In view of Scotland's appalling unemployment record—and here I should say that none of us on the SNP Bench wants Scotland compared with Merseyside, but rather with Norway and Sweden—will the Minister of State ask his right hon. Friend the Secretary of State, who tells us how valuable he is in the Cabinet, to press his right hon. Friend the Chancellor of the Exchequer to raise the budget for the Scottish Development Agency to £300 million a year? Will he also instruct the SDA to carry out feasibility studies into the establishment of a Scottish motor corporation, a Scottish steel corporation and a Scottish electronics advisory authority so that the talking can stop and the action start? Only in this way can we get going in Scotland a really vibrant economy.
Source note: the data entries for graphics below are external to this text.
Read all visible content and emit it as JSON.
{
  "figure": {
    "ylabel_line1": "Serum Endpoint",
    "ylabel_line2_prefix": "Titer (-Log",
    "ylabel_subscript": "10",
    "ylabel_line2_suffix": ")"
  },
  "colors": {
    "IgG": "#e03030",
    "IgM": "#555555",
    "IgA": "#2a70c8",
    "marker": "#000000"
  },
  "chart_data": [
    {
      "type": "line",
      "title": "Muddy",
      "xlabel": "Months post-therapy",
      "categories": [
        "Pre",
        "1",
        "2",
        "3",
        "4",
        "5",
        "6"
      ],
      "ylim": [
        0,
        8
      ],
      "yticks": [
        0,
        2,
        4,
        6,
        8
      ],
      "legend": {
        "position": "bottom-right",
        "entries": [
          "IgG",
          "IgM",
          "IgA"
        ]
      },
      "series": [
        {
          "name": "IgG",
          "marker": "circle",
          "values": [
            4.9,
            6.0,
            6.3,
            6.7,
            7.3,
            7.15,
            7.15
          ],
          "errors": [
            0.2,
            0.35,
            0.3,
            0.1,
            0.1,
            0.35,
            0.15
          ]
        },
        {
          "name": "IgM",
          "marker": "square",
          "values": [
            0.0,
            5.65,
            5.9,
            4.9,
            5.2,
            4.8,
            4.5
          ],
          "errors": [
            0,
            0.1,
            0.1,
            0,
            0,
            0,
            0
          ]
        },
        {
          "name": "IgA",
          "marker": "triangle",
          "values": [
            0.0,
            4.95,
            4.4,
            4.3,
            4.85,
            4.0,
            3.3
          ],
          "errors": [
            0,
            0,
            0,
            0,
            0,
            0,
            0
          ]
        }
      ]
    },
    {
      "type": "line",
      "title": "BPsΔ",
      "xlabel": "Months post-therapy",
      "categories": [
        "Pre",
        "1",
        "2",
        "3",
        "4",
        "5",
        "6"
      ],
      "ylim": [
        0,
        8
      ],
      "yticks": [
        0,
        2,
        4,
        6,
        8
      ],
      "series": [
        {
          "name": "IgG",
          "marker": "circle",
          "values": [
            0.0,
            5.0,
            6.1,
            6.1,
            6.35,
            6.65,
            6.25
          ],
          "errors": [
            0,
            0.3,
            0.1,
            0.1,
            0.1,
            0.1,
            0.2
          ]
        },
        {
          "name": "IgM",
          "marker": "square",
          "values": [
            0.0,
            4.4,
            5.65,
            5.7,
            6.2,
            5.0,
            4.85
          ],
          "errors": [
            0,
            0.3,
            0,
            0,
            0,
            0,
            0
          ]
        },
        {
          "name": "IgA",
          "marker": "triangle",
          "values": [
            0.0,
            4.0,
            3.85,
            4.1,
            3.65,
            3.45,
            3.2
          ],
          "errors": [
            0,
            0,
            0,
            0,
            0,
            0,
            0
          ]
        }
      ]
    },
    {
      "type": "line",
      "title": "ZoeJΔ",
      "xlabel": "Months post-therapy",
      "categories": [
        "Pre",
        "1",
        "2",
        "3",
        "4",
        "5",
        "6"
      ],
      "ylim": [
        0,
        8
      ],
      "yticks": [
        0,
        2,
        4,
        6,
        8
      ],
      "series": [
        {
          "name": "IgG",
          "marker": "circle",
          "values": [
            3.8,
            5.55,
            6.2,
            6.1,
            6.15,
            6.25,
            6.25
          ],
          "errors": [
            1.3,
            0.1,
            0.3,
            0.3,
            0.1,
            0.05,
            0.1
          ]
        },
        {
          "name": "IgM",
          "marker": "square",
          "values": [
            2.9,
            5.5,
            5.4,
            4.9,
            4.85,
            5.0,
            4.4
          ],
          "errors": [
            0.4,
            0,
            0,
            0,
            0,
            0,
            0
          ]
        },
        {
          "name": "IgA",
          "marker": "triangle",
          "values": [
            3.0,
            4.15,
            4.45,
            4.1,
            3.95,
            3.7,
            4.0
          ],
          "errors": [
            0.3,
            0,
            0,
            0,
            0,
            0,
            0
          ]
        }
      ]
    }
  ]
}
I have no intention of instructing the SDA as the hon. Gentleman suggested. No doubt the SDA will take the hon. Gentleman's suggestions for what they are worth. The SDA itself, through the person of its chief executive, has said only this week that it feels that it has a budget with which it could do a very good job for Scotland. If it finds that it wants more money, no doubt it will tell us.
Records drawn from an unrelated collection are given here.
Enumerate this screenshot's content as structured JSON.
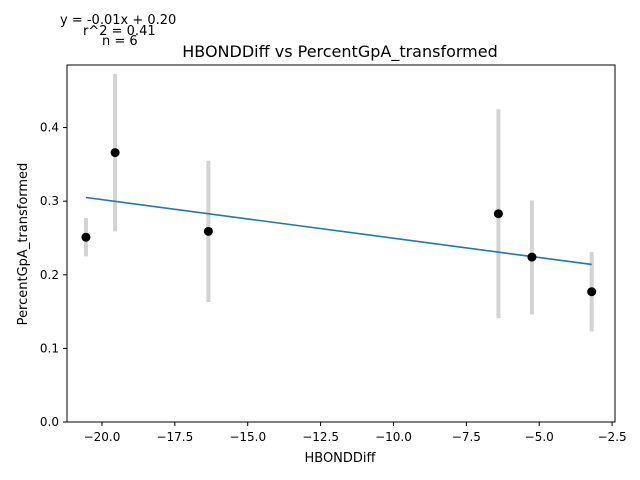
{
  "chart_data": {
    "type": "scatter",
    "title": "HBONDDiff vs PercentGpA_transformed",
    "xlabel": "HBONDDiff",
    "ylabel": "PercentGpA_transformed",
    "xlim": [
      -21.2,
      -2.4
    ],
    "ylim": [
      0.0,
      0.485
    ],
    "x_ticks": [
      -20.0,
      -17.5,
      -15.0,
      -12.5,
      -10.0,
      -7.5,
      -5.0,
      -2.5
    ],
    "x_tick_labels": [
      "−20.0",
      "−17.5",
      "−15.0",
      "−12.5",
      "−10.0",
      "−7.5",
      "−5.0",
      "−2.5"
    ],
    "y_ticks": [
      0.0,
      0.1,
      0.2,
      0.3,
      0.4
    ],
    "y_tick_labels": [
      "0.0",
      "0.1",
      "0.2",
      "0.3",
      "0.4"
    ],
    "grid": false,
    "points": [
      {
        "x": -20.55,
        "y": 0.251,
        "err_low": 0.225,
        "err_high": 0.277
      },
      {
        "x": -19.55,
        "y": 0.366,
        "err_low": 0.259,
        "err_high": 0.473
      },
      {
        "x": -16.35,
        "y": 0.259,
        "err_low": 0.163,
        "err_high": 0.355
      },
      {
        "x": -6.4,
        "y": 0.283,
        "err_low": 0.141,
        "err_high": 0.425
      },
      {
        "x": -5.25,
        "y": 0.224,
        "err_low": 0.146,
        "err_high": 0.301
      },
      {
        "x": -3.2,
        "y": 0.177,
        "err_low": 0.123,
        "err_high": 0.231
      }
    ],
    "fit_line": {
      "x": [
        -20.55,
        -3.2
      ],
      "y": [
        0.305,
        0.214
      ]
    },
    "annotations": [
      "y = -0.01x + 0.20",
      "r^2 = 0.41",
      "n = 6"
    ],
    "colors": {
      "points": "#000000",
      "error_bars": "#d3d3d3",
      "fit_line": "#1f77b4"
    }
  }
}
Is my right hon. Friend aware that the people on Merseyside are deeply concerned about the unemployment in Scotland as well as about the unemployment on Merseyside? We do not feel that the unemployed Scottish workers should be unemployed. Is it not disgraceful that the hon. Member for Perth and East Perthshire (Mr. Crawford) should make statements of that kind, and is it not that sort of statement that will lead to the very backlash which I hope will not come from the English people?
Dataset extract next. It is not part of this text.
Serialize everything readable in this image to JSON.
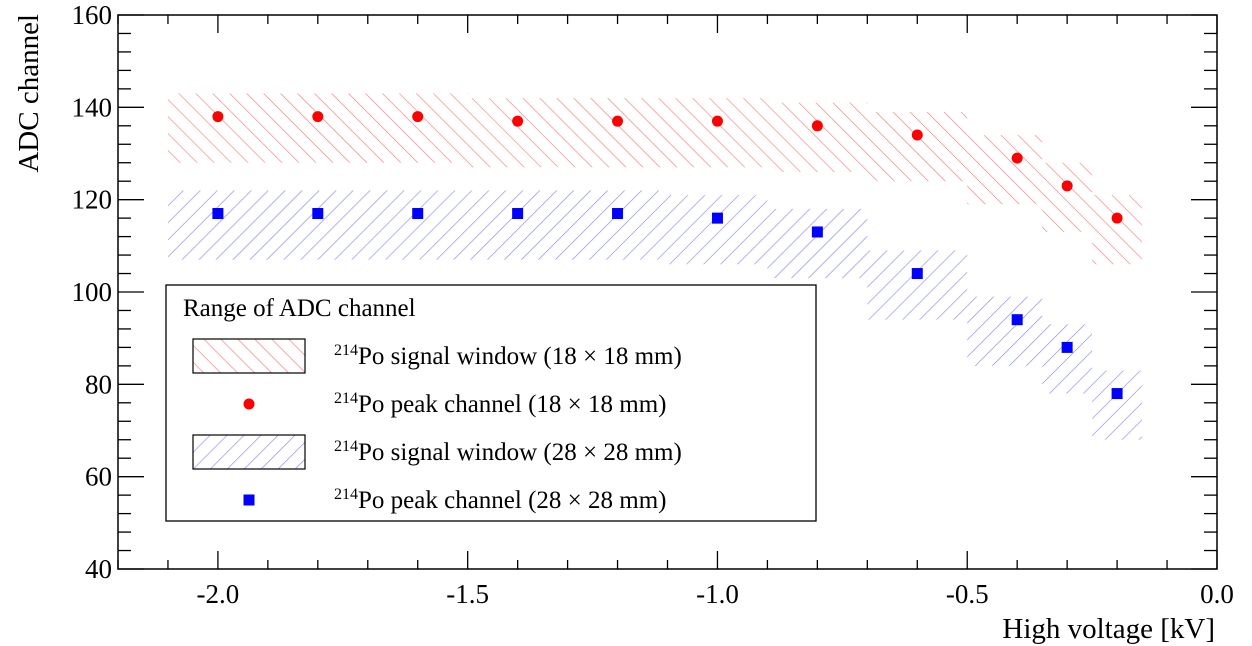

I can only absolutely agree with my hon. Friend. I should add that in the recent crisis situation the workers at Linwood made it clear to the Government that they were looking not for a Linwood solution but for a solution for Chrysler United Kingdom Limited. If that sort of attitude would just occasionally impress itself upon the SNP, we should not hear offensive nonsense from SNP Members so often.
When the Minister next meets the Chairman of the SDA, will be discuss with him the possibility of the Development Commission continuing its work for a little longer than originally planned in the Scottish rural areas? The SDA will have many problems on its hands in the main development areas and the Development Commission is doing a good job which could, perhaps, be usefully continued for another couple of years.
I have already dealt with that matter on previous occasions. We have arrangements to make sure that there is no hiatus in the work being done. These arrangements are satisfactory not only to the SDA but to the Development Commission itself. I have discussed this matter on more than one occasion with Donald Chapman, the Chairman of the Commission.
Is the right hon. Gentleman prepared to tell the House how much cash will be available to the Agency this year and next after allowance has been made for the functions which it has taken over from other agencies? Is he aware that we have made many attempts to discover that figure and that the Government have refused to tell us?